Although nobody likes a “scam,” how exactly should that term be defined in a space that is known for being something of a playground for con artists and scammers (not to be confused with the State of Florida, which also has the same designation)?
According to Brian Kean, Chief Business Development Officer at ICORating (which is one of the few ICO rating sites we’ve found that appears to be unwilling to prostitute1 itself):
We define a project as a scam only when it is proven that the money collected during a pre-ICO or ICO was stolen and the team has disappeared. This means the fraud was preplanned and the theft of investor funds deliberate.
Although intent to defraud may make sense from a criminal law standpoint, we believe that such a strict interpretation ignores far too many other ICOs that are just as likely to result in massive losses to their token holders. Furthermore, since these “lesser scams” don’t necessarily involve criminal liability, there may be no legal recourse available to token holders who are suckered into contributing, so the overall potential loss may even be greater.
We therefore propose that in addition to those projects that meet Brian Kean’s criteria, “ICO scams” should also include:
- projects where the founding team intends to distribute tokens in accordance with the terms of the token sale agreement but not to use any of the proceeds from the sale to seriously develop the project (which would include Centra and BitConnect); and
- projects where the only honest answer to the question “Why blockchain?” is “Because that’s the only way we can raise fucktons of money via an ICO.”
Unfortunately we believe the majority of ICOs today fall into this last category, which is one of the reasons we created Tokenicide. As we continue to review and highlight the bad actors in this space, we hope to educate prospective contributors on how to identify these sorts of scams themselves.
And curse a lot. Have we mentioned how much we fucking love doing that shit?

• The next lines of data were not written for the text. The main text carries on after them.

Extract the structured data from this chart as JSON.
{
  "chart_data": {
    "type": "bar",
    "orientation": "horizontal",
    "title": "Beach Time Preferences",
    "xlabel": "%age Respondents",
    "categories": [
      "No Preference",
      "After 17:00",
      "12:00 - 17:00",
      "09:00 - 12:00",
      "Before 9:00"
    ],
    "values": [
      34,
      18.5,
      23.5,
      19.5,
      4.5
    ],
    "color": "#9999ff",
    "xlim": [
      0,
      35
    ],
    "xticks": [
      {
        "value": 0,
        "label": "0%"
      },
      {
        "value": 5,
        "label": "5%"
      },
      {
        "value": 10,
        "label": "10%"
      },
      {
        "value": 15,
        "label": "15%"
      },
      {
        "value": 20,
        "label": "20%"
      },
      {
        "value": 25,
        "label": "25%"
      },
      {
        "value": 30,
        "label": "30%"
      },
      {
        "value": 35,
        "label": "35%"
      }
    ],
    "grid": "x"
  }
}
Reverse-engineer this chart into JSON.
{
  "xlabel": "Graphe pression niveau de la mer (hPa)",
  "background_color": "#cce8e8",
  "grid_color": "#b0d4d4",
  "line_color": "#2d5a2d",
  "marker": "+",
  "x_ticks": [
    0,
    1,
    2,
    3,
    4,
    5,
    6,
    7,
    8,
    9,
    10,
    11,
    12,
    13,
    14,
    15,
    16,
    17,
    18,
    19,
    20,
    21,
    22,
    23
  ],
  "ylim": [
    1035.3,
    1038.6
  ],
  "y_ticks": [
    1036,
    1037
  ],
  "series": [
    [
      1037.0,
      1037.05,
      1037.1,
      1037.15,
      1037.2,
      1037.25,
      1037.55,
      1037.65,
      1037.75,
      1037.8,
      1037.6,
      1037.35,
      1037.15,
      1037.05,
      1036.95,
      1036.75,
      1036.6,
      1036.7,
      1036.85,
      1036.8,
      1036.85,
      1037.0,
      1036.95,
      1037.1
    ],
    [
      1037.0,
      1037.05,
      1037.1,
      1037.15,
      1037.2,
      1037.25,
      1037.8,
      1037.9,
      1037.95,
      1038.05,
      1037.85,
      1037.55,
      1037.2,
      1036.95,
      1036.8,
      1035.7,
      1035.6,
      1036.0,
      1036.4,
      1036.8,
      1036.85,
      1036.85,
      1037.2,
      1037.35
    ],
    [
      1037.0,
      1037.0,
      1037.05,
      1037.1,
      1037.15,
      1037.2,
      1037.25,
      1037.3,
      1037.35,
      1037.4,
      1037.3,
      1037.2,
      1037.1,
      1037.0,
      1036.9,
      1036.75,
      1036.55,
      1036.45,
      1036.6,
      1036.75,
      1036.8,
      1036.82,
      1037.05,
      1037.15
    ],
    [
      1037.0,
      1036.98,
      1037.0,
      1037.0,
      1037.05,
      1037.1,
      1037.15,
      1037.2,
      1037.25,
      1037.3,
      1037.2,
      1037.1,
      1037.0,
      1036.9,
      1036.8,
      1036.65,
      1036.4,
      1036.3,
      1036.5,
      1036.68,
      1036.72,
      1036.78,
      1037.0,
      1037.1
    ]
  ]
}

1Although ICORating charges $10,000 to be reviewed on their site, we do not consider this to be “prostitution” for purposes of this article. That’s because ICORating does not guarantee a good review for $10,000, and most people wouldn’t agree to pay a prostitute $10,000 if there was no guarantee that they were going to get serviced properly. To be honest, we’re not quite sure why anyone would actually agree to pay ICORating $10,000 for a possible shitty review (which is why we write shitty reviews for free), but that’s beside the point. We guess.